JAKARTA, KOMPAS.com - Substansi Undang-Undang Nomor 11 Tahun 2008 tentang Informasi dan Transaksi Elektronik (UU ITE) dinilai mengancam kebebasan berekspresi di internet. UU itu disahkan sejak Maret 2008.
Substansi Pasal 27 ayat 3 UU mengenai pencemaran nama baik dianggap sebagai pasal karet yang berpotensi mengkriminalisasi siapa saja.
Manajer Program Yayasan Satu Dunia, Anwari Natari, mengatakan, DPR dan pemerintah harus segera menghapus pasal mengenai pencemaran nama baik itu dengan merevisi UU ITE.
Pasal 27 ayat 3 itu berbunyi "Setiap orang denga sengaja dan tanpa hak mendistribusikan dan/atau mentransmisikan dan/atau membuat dapat diaksesnya Informasi Elektronik dan/atau Dokumen Elektronik yang memiliki muatan penghinaan dan/atau pencemaran nama baik."

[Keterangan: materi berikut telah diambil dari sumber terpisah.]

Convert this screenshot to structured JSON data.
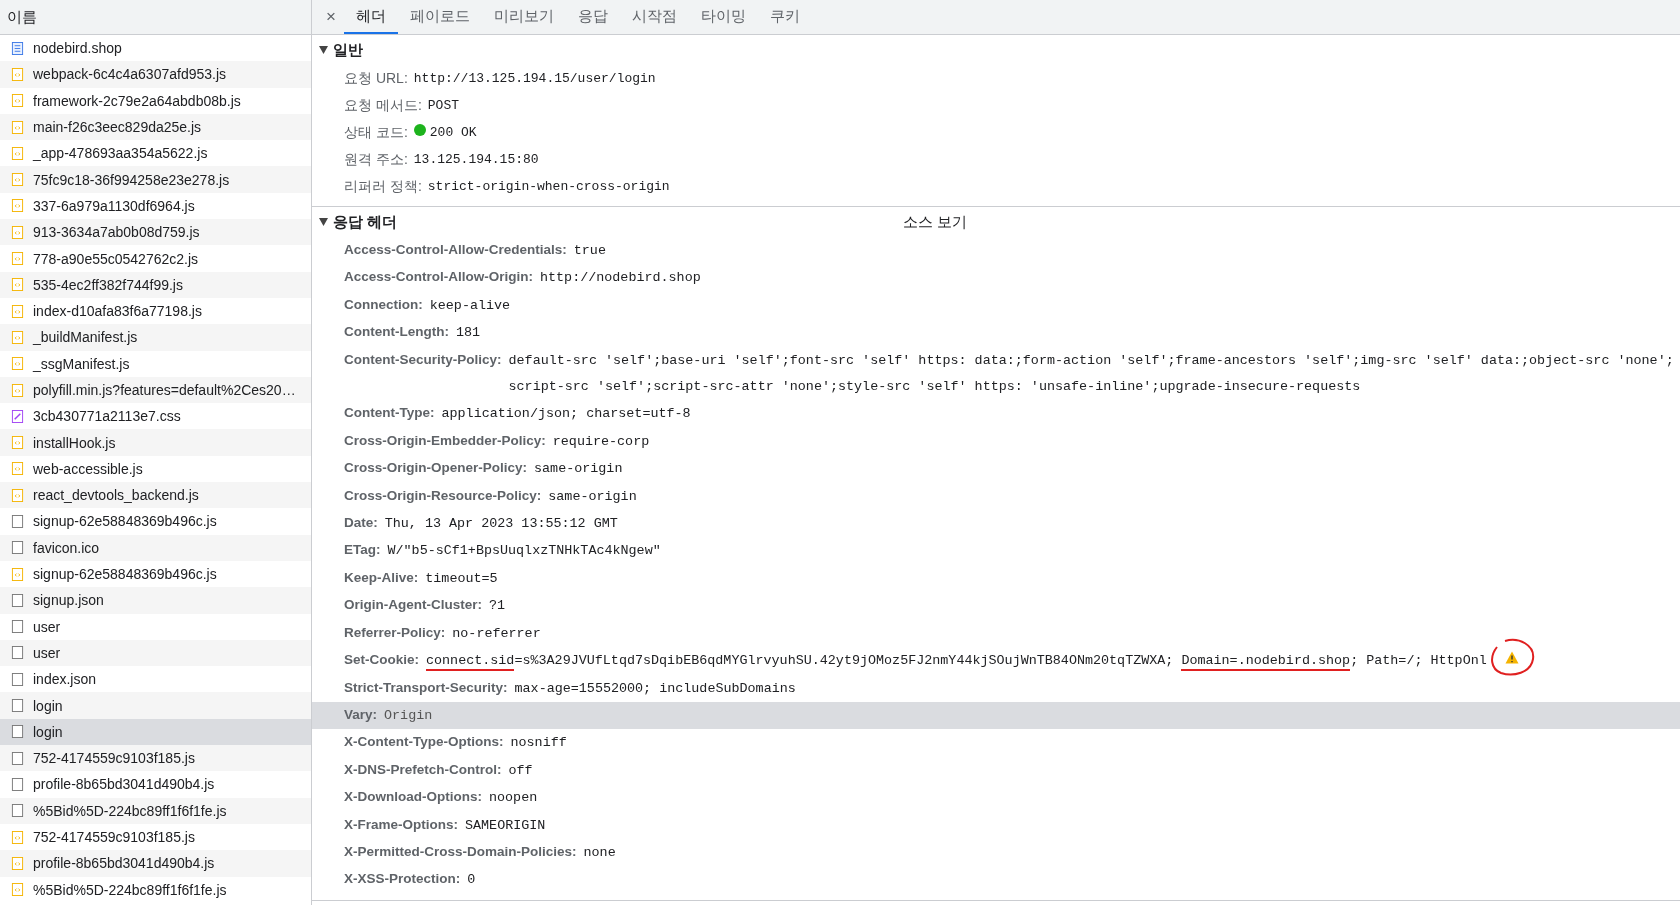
{
  "file_list": {
    "header": "이름",
    "items": [
      {
        "name": "nodebird.shop",
        "kind": "document",
        "selected": false
      },
      {
        "name": "webpack-6c4c4a6307afd953.js",
        "kind": "script",
        "selected": false
      },
      {
        "name": "framework-2c79e2a64abdb08b.js",
        "kind": "script",
        "selected": false
      },
      {
        "name": "main-f26c3eec829da25e.js",
        "kind": "script",
        "selected": false
      },
      {
        "name": "_app-478693aa354a5622.js",
        "kind": "script",
        "selected": false
      },
      {
        "name": "75fc9c18-36f994258e23e278.js",
        "kind": "script",
        "selected": false
      },
      {
        "name": "337-6a979a1130df6964.js",
        "kind": "script",
        "selected": false
      },
      {
        "name": "913-3634a7ab0b08d759.js",
        "kind": "script",
        "selected": false
      },
      {
        "name": "778-a90e55c0542762c2.js",
        "kind": "script",
        "selected": false
      },
      {
        "name": "535-4ec2ff382f744f99.js",
        "kind": "script",
        "selected": false
      },
      {
        "name": "index-d10afa83f6a77198.js",
        "kind": "script",
        "selected": false
      },
      {
        "name": "_buildManifest.js",
        "kind": "script",
        "selected": false
      },
      {
        "name": "_ssgManifest.js",
        "kind": "script",
        "selected": false
      },
      {
        "name": "polyfill.min.js?features=default%2Ces20…",
        "kind": "script",
        "selected": false
      },
      {
        "name": "3cb430771a2113e7.css",
        "kind": "stylesheet",
        "selected": false
      },
      {
        "name": "installHook.js",
        "kind": "script",
        "selected": false
      },
      {
        "name": "web-accessible.js",
        "kind": "script",
        "selected": false
      },
      {
        "name": "react_devtools_backend.js",
        "kind": "script",
        "selected": false
      },
      {
        "name": "signup-62e58848369b496c.js",
        "kind": "other",
        "selected": false
      },
      {
        "name": "favicon.ico",
        "kind": "other",
        "selected": false
      },
      {
        "name": "signup-62e58848369b496c.js",
        "kind": "script",
        "selected": false
      },
      {
        "name": "signup.json",
        "kind": "other",
        "selected": false
      },
      {
        "name": "user",
        "kind": "other",
        "selected": false
      },
      {
        "name": "user",
        "kind": "other",
        "selected": false
      },
      {
        "name": "index.json",
        "kind": "other",
        "selected": false
      },
      {
        "name": "login",
        "kind": "other",
        "selected": false
      },
      {
        "name": "login",
        "kind": "other",
        "selected": true
      },
      {
        "name": "752-4174559c9103f185.js",
        "kind": "other",
        "selected": false
      },
      {
        "name": "profile-8b65bd3041d490b4.js",
        "kind": "other",
        "selected": false
      },
      {
        "name": "%5Bid%5D-224bc89ff1f6f1fe.js",
        "kind": "other",
        "selected": false
      },
      {
        "name": "752-4174559c9103f185.js",
        "kind": "script",
        "selected": false
      },
      {
        "name": "profile-8b65bd3041d490b4.js",
        "kind": "script",
        "selected": false
      },
      {
        "name": "%5Bid%5D-224bc89ff1f6f1fe.js",
        "kind": "script",
        "selected": false
      }
    ]
  },
  "close_button": "×",
  "tabs": [
    {
      "label": "헤더",
      "selected": true
    },
    {
      "label": "페이로드",
      "selected": false
    },
    {
      "label": "미리보기",
      "selected": false
    },
    {
      "label": "응답",
      "selected": false
    },
    {
      "label": "시작점",
      "selected": false
    },
    {
      "label": "타이밍",
      "selected": false
    },
    {
      "label": "쿠키",
      "selected": false
    }
  ],
  "general": {
    "title": "일반",
    "expanded": true,
    "rows": [
      {
        "label": "요청 URL:",
        "value": "http://13.125.194.15/user/login",
        "kind": "plain"
      },
      {
        "label": "요청 메서드:",
        "value": "POST",
        "kind": "plain"
      },
      {
        "label": "상태 코드:",
        "value": "200 OK",
        "kind": "status"
      },
      {
        "label": "원격 주소:",
        "value": "13.125.194.15:80",
        "kind": "plain"
      },
      {
        "label": "리퍼러 정책:",
        "value": "strict-origin-when-cross-origin",
        "kind": "plain"
      }
    ]
  },
  "response_headers": {
    "title": "응답 헤더",
    "expanded": true,
    "view_source_link": "소스 보기",
    "rows": [
      {
        "name": "Access-Control-Allow-Credentials:",
        "value": "true",
        "highlighted": false
      },
      {
        "name": "Access-Control-Allow-Origin:",
        "value": "http://nodebird.shop",
        "highlighted": false
      },
      {
        "name": "Connection:",
        "value": "keep-alive",
        "highlighted": false
      },
      {
        "name": "Content-Length:",
        "value": "181",
        "highlighted": false
      },
      {
        "name": "Content-Security-Policy:",
        "value": "default-src 'self';base-uri 'self';font-src 'self' https: data:;form-action 'self';frame-ancestors 'self';img-src 'self' data:;object-src 'none';script-src 'self';script-src-attr 'none';style-src 'self' https: 'unsafe-inline';upgrade-insecure-requests",
        "highlighted": false
      },
      {
        "name": "Content-Type:",
        "value": "application/json; charset=utf-8",
        "highlighted": false
      },
      {
        "name": "Cross-Origin-Embedder-Policy:",
        "value": "require-corp",
        "highlighted": false
      },
      {
        "name": "Cross-Origin-Opener-Policy:",
        "value": "same-origin",
        "highlighted": false
      },
      {
        "name": "Cross-Origin-Resource-Policy:",
        "value": "same-origin",
        "highlighted": false
      },
      {
        "name": "Date:",
        "value": "Thu, 13 Apr 2023 13:55:12 GMT",
        "highlighted": false
      },
      {
        "name": "ETag:",
        "value": "W/\"b5-sCf1+BpsUuqlxzTNHkTAc4kNgew\"",
        "highlighted": false
      },
      {
        "name": "Keep-Alive:",
        "value": "timeout=5",
        "highlighted": false
      },
      {
        "name": "Origin-Agent-Cluster:",
        "value": "?1",
        "highlighted": false
      },
      {
        "name": "Referrer-Policy:",
        "value": "no-referrer",
        "highlighted": false
      },
      {
        "name": "Set-Cookie:",
        "segments": [
          {
            "text": "connect.sid",
            "underlined": true
          },
          {
            "text": "=s%3A29JVUfLtqd7sDqibEB6qdMYGlrvyuhSU.42yt9jOMoz5FJ2nmY44kjSOujWnTB84ONm20tqTZWXA; ",
            "underlined": false
          },
          {
            "text": "Domain=.nodebird.shop",
            "underlined": true
          },
          {
            "text": "; Path=/; HttpOnl",
            "underlined": false
          }
        ],
        "warning": true,
        "warning_circled": true,
        "highlighted": false
      },
      {
        "name": "Strict-Transport-Security:",
        "value": "max-age=15552000; includeSubDomains",
        "highlighted": false
      },
      {
        "name": "Vary:",
        "value": "Origin",
        "highlighted": true
      },
      {
        "name": "X-Content-Type-Options:",
        "value": "nosniff",
        "highlighted": false
      },
      {
        "name": "X-DNS-Prefetch-Control:",
        "value": "off",
        "highlighted": false
      },
      {
        "name": "X-Download-Options:",
        "value": "noopen",
        "highlighted": false
      },
      {
        "name": "X-Frame-Options:",
        "value": "SAMEORIGIN",
        "highlighted": false
      },
      {
        "name": "X-Permitted-Cross-Domain-Policies:",
        "value": "none",
        "highlighted": false
      },
      {
        "name": "X-XSS-Protection:",
        "value": "0",
        "highlighted": false
      }
    ]
  }
}
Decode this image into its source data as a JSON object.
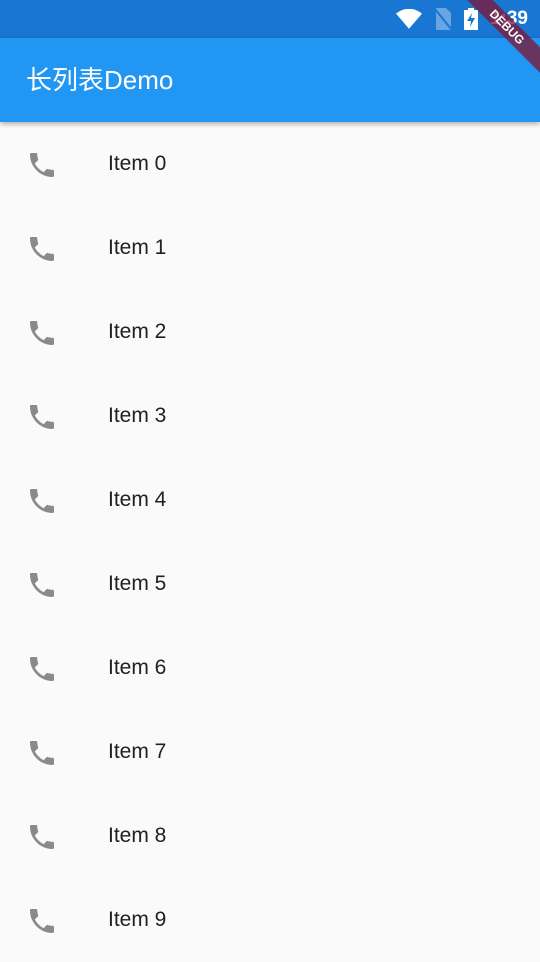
{
  "status_bar": {
    "time": "1:39"
  },
  "app_bar": {
    "title": "长列表Demo"
  },
  "debug_banner": "DEBUG",
  "list": {
    "items": [
      {
        "label": "Item 0",
        "icon": "phone-icon"
      },
      {
        "label": "Item 1",
        "icon": "phone-icon"
      },
      {
        "label": "Item 2",
        "icon": "phone-icon"
      },
      {
        "label": "Item 3",
        "icon": "phone-icon"
      },
      {
        "label": "Item 4",
        "icon": "phone-icon"
      },
      {
        "label": "Item 5",
        "icon": "phone-icon"
      },
      {
        "label": "Item 6",
        "icon": "phone-icon"
      },
      {
        "label": "Item 7",
        "icon": "phone-icon"
      },
      {
        "label": "Item 8",
        "icon": "phone-icon"
      },
      {
        "label": "Item 9",
        "icon": "phone-icon"
      }
    ]
  },
  "colors": {
    "status_bar": "#1976D2",
    "app_bar": "#2196F3",
    "icon": "#8a8a8a"
  }
}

Menurut Anwari, sampai saat ini sudah 138 orang yang dijerat dengan pasal tersebut. Angka orang yang terjerat pasal karet itu terus meningkat setiap tahun.
Pasal tersebut dianggap bermasalah karena tidak memuat definisi yang jelas mengenai penghinaan dan pencemaran nama baik.
"Pasal 27 ayat 3 jelas menghambat proses demokrasi di Indonesia. Faktanya banyak orang yang ketakutan untuk mengkritik atau berpendapat melalui internet," ujar Anwari dalam diskusi revisi UU ITE di Jakarta, Kamis (18/2/2016).
Dengan ketidakjelasan definisi pencemaran nama baik, menurut Anwari, setiap orang mudah dipidanakan menggunakan pasal 27 ayat 3.
"Soal kasus pencemaran nama baik kan sebenarnya sudah diatur dalam pasal 310 dan 311 Kitab Undang-Undang Hukum Pidana," kata dia.
Menteri Komunikasi dan Informatika Indonesia Rudiantara pada awal tahun 2015 pernah menyampaikan niat untuk merevisi UU ITE. Perubahan yang ingin dilakukan tidak banyak, hanya pada Pasal 27 ayat 3 saja.
Inti perubahan tersebut adalah mengurangi tuntutan masa hukuman, dari 6 tahun penjara menjadi 4 tahun saja. Dan dengan demikian orang yang dituntut dengan pasal tersebut tidak akan ditahan sebelum tuntutan diproses.